La problématique de coordination dans les chaînes d’approvisionnement a été largement traitée dans la littérature scientifique en utilisant notamment des modèles mathématiques qui quantifient les bénéfices de la planification collaborative (voir par exemple Audy et al. 2012 ; Beaudoin et al., 2010 ; Frayret et al. 2007 ; Lehoux et al., 2011 et 2014). Plusieurs études se sont également penchées sur les défis organisationnels de la planification collaborative (Barratt et Oliveira, 2001 ; Barratt, 2004b ; Danese, 2011). Toutefois, relativement peu d’études se sont intéressées aux aspects organisationnels et sociologiques dans des environnements distribués comme celui à l’étude

(Günter, 2007)2. Les difficultés de collaboration qui découlent de la tension entre le désir de contrôle

des usines de transformation du bois sur leur approvisionnement et la nécessité de coordonner leur approvisionnement avec les autres usines imposée par le contexte biophysique et la réglementation en vigueur s’inscrivent dans ces questionnements. En effet, les usines de transformation du bois recherchent un certain niveau de contrôle afin de permettre la mise en œuvre des décisions stratégiques propres à leur organisation. Par exemple, les planificateurs responsables de l’approvisionnement doivent d’une part gérer les coûts associés à la récolte et au transport ainsi que veiller à maintenir un niveau suffisant d’inventaire dans les cours à bois tout en respectant les budgets et les échéanciers convenus par l’organisation.
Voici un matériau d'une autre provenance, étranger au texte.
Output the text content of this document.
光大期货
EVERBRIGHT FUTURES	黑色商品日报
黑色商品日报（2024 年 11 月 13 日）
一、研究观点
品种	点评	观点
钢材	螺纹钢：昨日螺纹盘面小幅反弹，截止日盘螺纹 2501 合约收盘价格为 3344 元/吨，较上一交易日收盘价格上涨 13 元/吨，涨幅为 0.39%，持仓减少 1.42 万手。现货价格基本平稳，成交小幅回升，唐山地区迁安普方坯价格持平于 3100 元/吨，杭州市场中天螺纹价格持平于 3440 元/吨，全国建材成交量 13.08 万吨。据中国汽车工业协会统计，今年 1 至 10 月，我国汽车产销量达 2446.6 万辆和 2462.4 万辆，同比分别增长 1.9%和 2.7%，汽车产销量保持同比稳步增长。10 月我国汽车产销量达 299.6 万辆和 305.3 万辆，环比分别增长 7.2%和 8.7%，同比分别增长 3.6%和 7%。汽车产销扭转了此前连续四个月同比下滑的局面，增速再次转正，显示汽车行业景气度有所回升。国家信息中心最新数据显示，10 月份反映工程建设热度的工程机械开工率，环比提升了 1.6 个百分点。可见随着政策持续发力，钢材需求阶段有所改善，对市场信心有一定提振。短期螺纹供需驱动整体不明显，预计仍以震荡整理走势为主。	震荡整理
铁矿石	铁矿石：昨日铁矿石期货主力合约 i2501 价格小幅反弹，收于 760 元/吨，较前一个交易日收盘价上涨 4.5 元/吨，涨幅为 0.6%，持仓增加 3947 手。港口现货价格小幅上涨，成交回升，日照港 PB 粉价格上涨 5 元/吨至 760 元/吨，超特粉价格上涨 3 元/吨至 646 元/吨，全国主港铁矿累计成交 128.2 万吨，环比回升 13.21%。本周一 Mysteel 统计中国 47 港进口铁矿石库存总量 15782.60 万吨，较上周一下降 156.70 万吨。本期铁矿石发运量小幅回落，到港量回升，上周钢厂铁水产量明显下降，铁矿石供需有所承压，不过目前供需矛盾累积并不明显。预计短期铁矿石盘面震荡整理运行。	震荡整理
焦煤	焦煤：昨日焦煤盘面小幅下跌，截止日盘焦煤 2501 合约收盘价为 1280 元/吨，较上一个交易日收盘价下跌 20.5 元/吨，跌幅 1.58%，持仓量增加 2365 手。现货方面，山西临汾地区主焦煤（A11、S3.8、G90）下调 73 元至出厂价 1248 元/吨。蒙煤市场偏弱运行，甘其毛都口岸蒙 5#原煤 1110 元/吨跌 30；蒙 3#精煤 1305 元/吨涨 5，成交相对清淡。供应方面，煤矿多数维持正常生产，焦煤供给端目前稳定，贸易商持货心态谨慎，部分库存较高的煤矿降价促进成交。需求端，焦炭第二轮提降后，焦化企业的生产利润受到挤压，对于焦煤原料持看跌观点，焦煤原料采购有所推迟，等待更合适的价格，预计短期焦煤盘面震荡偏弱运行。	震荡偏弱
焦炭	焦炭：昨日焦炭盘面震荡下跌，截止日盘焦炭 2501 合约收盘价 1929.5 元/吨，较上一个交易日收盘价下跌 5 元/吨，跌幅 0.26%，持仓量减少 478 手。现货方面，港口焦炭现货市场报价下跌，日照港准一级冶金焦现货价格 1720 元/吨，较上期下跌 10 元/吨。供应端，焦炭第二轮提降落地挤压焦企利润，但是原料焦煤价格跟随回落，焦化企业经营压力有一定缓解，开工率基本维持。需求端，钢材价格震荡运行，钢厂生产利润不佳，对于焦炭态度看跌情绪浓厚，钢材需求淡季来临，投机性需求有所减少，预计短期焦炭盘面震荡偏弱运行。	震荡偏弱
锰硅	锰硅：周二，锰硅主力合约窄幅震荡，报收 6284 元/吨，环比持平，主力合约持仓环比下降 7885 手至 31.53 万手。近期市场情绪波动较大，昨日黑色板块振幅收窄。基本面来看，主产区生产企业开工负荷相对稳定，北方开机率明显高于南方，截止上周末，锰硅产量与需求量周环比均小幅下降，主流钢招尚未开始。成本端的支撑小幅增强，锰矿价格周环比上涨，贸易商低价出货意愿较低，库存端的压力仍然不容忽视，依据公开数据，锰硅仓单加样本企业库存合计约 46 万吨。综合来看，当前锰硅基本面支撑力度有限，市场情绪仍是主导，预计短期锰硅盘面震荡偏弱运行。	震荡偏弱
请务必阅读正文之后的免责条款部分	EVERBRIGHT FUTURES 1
D’autre part, ces gestionnaires doivent aussi concilier la planification de leur approvisionnement avec les autres usines qui partagent un même territoire afin de coordonner les flux de matière. Ces autres usines sont aux prises avec ces mêmes considérations. Comme mentionné dans la problématique, les défis de planification collaborative s’avèrent de taille dans ces conditions. À notre connaissance, la littérature en planification collaborative offre peu d’information concernant les moyens de concilier cette tension entre autonomie organisationnelle et gestion des interdépendances selon une perspective organisationnelle et sociologique. Audy et al. (2012) soulignent d’ailleurs que la collaboration dans les chaînes d’approvisionnement est un phénomène complexe qui mérite d’être étudié de manière multidisciplinaire.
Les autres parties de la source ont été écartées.